Despite dramatic reductions in state funding for higher education and rising enrollment, the 2012 UC Undergraduate Experience Survey (UCUES) shows overall student satisfaction has remained at 82 percent, a number that has been essentially unchanged since 2006.
Seventy-three percent of students reported they were satisfied with their access to courses needed to graduate, a jump from 68 percent in 2010. Meanwhile, 89 percent were satisfied with their ability to get into the major of their choice.
Provost Aimée Dorr said she was gratified by survey results that showed UC undergraduates were as satisfied with their college experience today as they were seven years ago.
“UC has worked hard to protect our academic program in the face of reduced state funding, and these results show that we are succeeding,” Dorr said. “Our students get the classes they need, when they need them, and they’re happy with the quality of our faculty and their access to them.”

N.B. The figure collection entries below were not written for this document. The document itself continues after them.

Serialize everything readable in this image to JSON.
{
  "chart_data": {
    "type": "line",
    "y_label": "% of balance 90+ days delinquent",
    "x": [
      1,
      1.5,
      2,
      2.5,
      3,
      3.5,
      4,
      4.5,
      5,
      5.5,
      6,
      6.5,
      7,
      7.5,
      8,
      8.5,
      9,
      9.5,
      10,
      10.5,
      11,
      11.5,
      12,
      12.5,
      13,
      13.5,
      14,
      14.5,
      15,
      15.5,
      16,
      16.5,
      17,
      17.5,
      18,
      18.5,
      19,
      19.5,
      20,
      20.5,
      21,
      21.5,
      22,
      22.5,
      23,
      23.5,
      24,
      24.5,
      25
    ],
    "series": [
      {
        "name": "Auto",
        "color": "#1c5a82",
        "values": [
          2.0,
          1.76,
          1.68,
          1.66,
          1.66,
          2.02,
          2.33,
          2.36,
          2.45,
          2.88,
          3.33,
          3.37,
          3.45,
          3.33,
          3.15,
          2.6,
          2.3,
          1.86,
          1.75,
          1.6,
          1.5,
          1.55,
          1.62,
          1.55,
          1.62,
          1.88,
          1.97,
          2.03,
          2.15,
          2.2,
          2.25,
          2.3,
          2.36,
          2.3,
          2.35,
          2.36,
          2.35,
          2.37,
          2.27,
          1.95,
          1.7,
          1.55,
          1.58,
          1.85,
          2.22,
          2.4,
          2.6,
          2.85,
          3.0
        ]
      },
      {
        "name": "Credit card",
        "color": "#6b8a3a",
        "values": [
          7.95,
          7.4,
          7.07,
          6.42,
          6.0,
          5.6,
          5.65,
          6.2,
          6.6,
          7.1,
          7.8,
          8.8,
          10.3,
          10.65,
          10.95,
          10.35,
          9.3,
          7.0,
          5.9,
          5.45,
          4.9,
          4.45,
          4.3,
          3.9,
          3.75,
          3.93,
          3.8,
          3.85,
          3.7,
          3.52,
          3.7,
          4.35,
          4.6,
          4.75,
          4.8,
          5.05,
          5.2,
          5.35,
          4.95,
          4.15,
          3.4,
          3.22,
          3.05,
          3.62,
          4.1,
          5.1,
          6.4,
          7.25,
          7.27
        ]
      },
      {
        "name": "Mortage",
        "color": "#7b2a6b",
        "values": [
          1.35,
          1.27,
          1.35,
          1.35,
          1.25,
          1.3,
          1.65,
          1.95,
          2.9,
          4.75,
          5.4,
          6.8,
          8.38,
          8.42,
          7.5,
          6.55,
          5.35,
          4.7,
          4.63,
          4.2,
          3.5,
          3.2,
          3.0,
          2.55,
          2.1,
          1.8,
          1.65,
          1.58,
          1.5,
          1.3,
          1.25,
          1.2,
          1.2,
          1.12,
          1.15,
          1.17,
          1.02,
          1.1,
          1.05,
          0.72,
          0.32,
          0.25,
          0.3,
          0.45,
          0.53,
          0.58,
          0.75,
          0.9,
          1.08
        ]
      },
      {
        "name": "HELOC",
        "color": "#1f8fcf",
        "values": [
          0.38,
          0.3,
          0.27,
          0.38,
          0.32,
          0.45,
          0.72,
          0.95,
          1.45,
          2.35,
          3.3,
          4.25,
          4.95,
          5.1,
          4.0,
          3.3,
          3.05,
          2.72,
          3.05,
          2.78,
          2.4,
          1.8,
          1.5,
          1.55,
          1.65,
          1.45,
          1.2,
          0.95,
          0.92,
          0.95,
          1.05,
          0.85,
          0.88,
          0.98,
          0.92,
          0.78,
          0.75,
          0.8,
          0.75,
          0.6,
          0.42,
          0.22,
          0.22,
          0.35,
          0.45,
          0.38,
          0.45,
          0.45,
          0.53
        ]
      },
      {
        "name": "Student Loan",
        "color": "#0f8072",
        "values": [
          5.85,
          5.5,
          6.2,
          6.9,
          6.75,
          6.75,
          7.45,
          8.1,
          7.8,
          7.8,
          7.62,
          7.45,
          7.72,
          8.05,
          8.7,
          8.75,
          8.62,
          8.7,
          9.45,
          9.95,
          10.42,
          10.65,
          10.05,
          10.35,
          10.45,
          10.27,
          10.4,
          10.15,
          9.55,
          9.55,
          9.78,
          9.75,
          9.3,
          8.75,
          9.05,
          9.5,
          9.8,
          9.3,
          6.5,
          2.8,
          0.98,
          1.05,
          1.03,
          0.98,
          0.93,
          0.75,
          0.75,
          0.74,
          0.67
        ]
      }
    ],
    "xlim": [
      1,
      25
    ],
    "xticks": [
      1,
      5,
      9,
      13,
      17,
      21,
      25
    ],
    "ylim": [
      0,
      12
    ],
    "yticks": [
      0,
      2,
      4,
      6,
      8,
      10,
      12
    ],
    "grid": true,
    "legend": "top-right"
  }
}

Sixty-two percent of students surveyed were satisfied with their access to small classes. Moreover, 85 percent of undergraduates were satisfied with their access to faculty outside of class, while 89 percent reported satisfaction with the quality of faculty instruction.
Student regent–designate Cinthia Flores said the survey results reflected well on how undergraduates felt about the quality and breadth of their education.
“Students are excited about studying at a UC campus and about the interactions they have with faculty,” Flores said. “They value their classroom experiences, but also the wealth of opportunities available to them outside the classroom, such as the study abroad program, internships and community service.”
One important educational opportunity available to UC students is the ability to participate in faculty-led research. UC provides abundant opportunities for this collaboration, with almost three-quarters of students indicating they completed some kind of research-related project, activity or scientific or scholarly research paper.
While overall student satisfaction with the UC experience remained consistently high, undergraduates were less happy about recent tuition increases caused by state budget cuts. Seventy-one percent of UC students said they were concerned about paying for their education, up from 64 percent in 2010, and only 4 percent said college expenses were not a problem for them.
About the survey
The UC Undergraduate Experience Survey is a comprehensive look at the academic and civic engagement of undergraduate students across the University of California system. The survey has been administered every two years since 2002, with the goals of assessing UC’s successes in meeting student expectations of their undergraduate experiences, and suggesting areas for improvement.
The 2012 survey garnered a 36 percent response rate from UC students, or approximately 63,500 current freshmen, sophomores, juniors and seniors.